3.Fashionable design.  


Beauty and elegance have a strong power. If we relish bio food, why not to enjoy bio-clothing such as HealthWatch that has been debuted at the recent annual meeting of the American Telemedicine Association? This 15-lead ECG-sensing T-shirt can read heart rate and blood pressure, detect cardiac irregularities and other vital signs that could be the key to preventing heart attacks. Data is generated in real time, reaching doctors immediately – no need to wait until the next scheduled appointment. The design is quite practical: one can throw this special T-shirt in the laundry with the rest of your clothes. This sensing garment allows medical workers to keep track of a heart condition remotely, without having to hook the patient up to a heart-measuring device in a doctor’s office.

A similar example is Niturit developed by the University of Aveiro in Portugal and the Israeli “Moked Enosh” center (also known for the development of the emergency button twenty years ago). This seemingly ordinary T-shirt made of fabric does not absorb sweat. Electrodes are embedded in the shirt that can transmit a record of heart activity over a number of hours and for up to four consecutive days. The examination captures irregularities in heart rate and other disorders that may point to heart disease or arterial blockages. The T-shirt is being offered as a part of examinations by the Moked Enosh center, at the cost of $ 117. Doctors from the center come to the patients’ homes and guide them through the examination. The Niturit is already being marketed in Portugal, Spain and Brazil and is available in various sizes.

4. Knowledge vs. Data.

People, including patients and physicians, need to understand issues pertain to their health. Heaps of unconnected data can only create an informational stress. From this perspective, one of the most important features in the recent Microsoft announcement is not the wrist Band, but the Intelligence Engine of its Health platform. After combining the data generated from different devices and services – steps, calories, heart rate and more – the Intelligence Engine analyzes correlations between those data to provide an insight such as the recommended recovery time based on the intensity of exercises or workload, the amount of restful vs. restless sleep. In the nearest future, the user would be able to combine her/his health data and fitness metrics with calendar and email information from Microsoft Office, thus being able to detect if, e.g., the number of meetings during the day or an unpleasant discussion with a boss impact sleep quality and overall productivity. If such intelligent engines are applied to health indicators in connection with the external factors such as medication or nutrition, stress or exercises, one can get a much deeper insight on the overall health status.

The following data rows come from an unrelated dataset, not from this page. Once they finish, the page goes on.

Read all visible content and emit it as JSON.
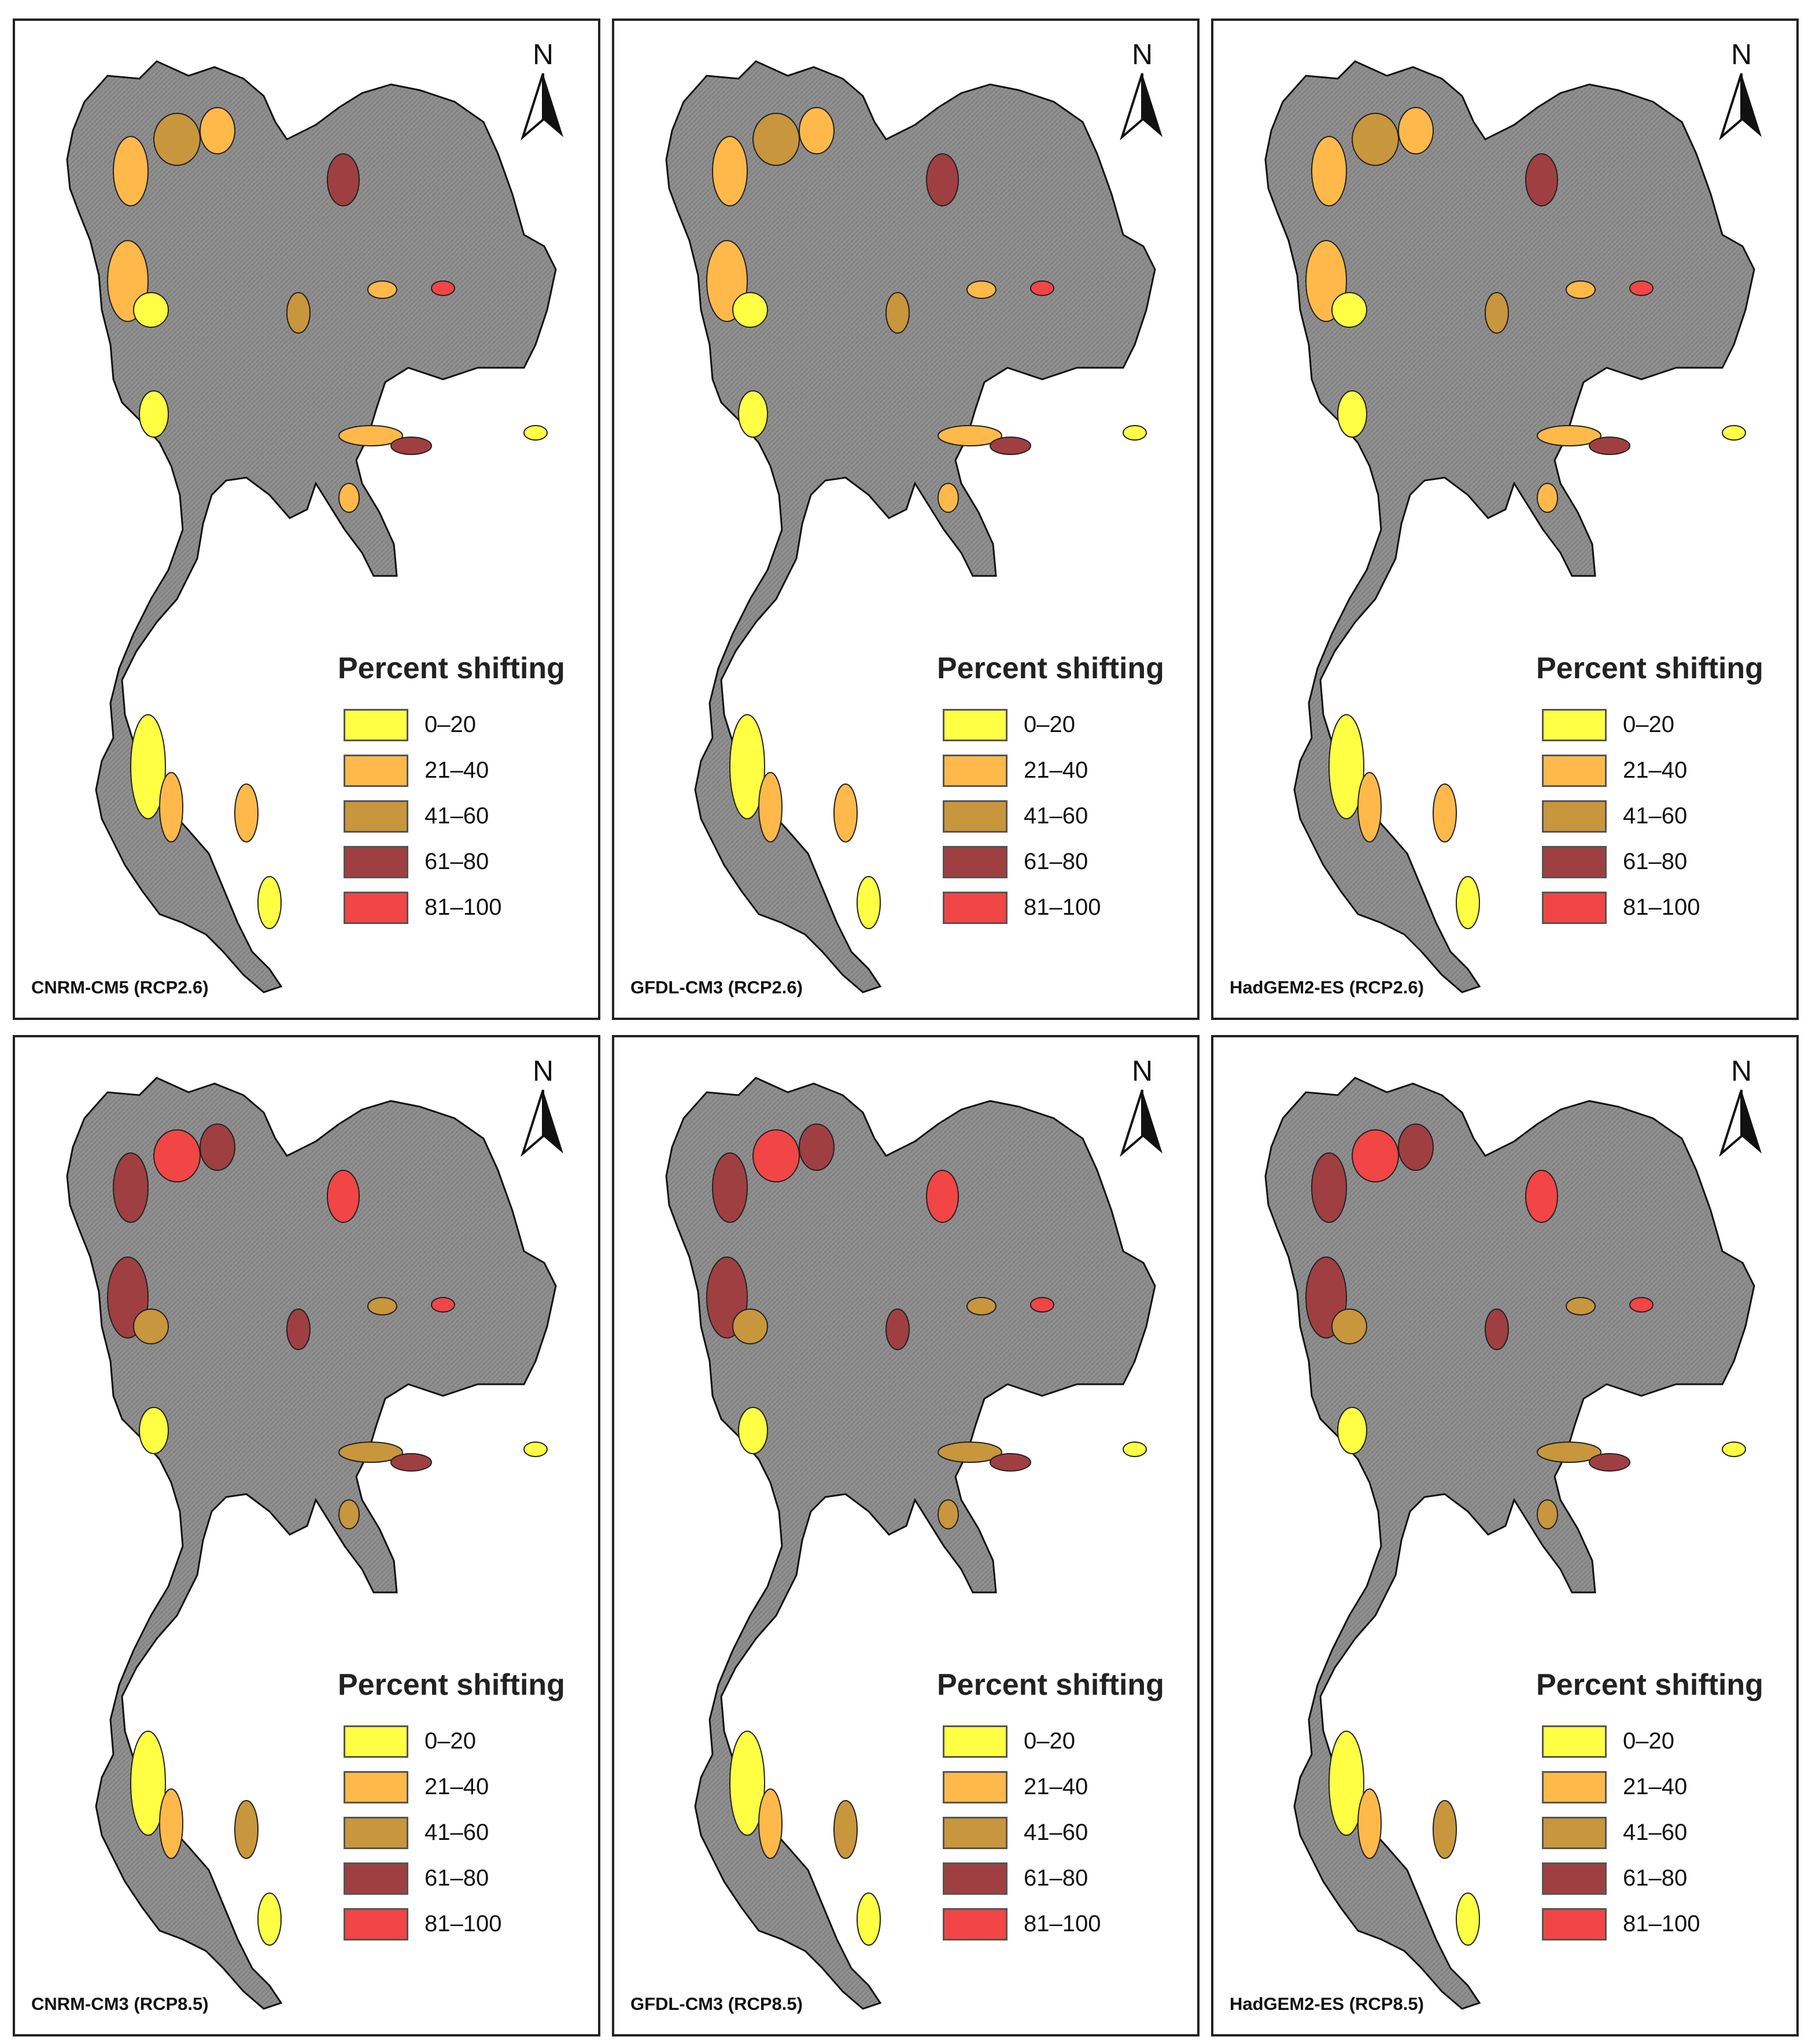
{
  "legend": {
    "title": "Percent shifting",
    "items": [
      {
        "label": "0–20",
        "color": "#ffff44"
      },
      {
        "label": "21–40",
        "color": "#ffb94a"
      },
      {
        "label": "41–60",
        "color": "#c8963c"
      },
      {
        "label": "61–80",
        "color": "#9f3f42"
      },
      {
        "label": "81–100",
        "color": "#f24545"
      }
    ]
  },
  "north_arrow": {
    "letter": "N",
    "icon": "north-arrow-icon"
  },
  "base_map_color": "#8f8f8f",
  "panels": [
    {
      "label": "CNRM-CM5 (RCP2.6)"
    },
    {
      "label": "GFDL-CM3 (RCP2.6)"
    },
    {
      "label": "HadGEM2-ES (RCP2.6)"
    },
    {
      "label": "CNRM-CM3 (RCP8.5)"
    },
    {
      "label": "GFDL-CM3 (RCP8.5)"
    },
    {
      "label": "HadGEM2-ES (RCP8.5)"
    }
  ]
}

The current wave of commercial wearable fitness and wellness devices have made a good start. They have demonstrated the possibility of collecting personal data with the help of small and trendy gadgets. But we are just scratching the surface. The consumers’ demands are much more extensive. The challenge now is to provide technologies and related mobile applications with valid and accurate data supply that both physicians and consumers can use to make decisions on vital issues of their health.

With biosensors that constantly scan vital health parameters of individual organism, store data in the cloud platforms empowered by analytical engines that big IT vendors can offer, one can imagine a “personal cloud Avatar” that could be monitored by relevant physicians. The physician of the future should be able to track the data coming from multiple wearable devices noticing the slightest changes in physiological parameters on an early stage, intelligently guiding patients through the care process. In this case mHealth tools capable of ubiquitous healthcare delivery will turn medicine into health maintenance and the notion of Mobile Health into the Measurable Health.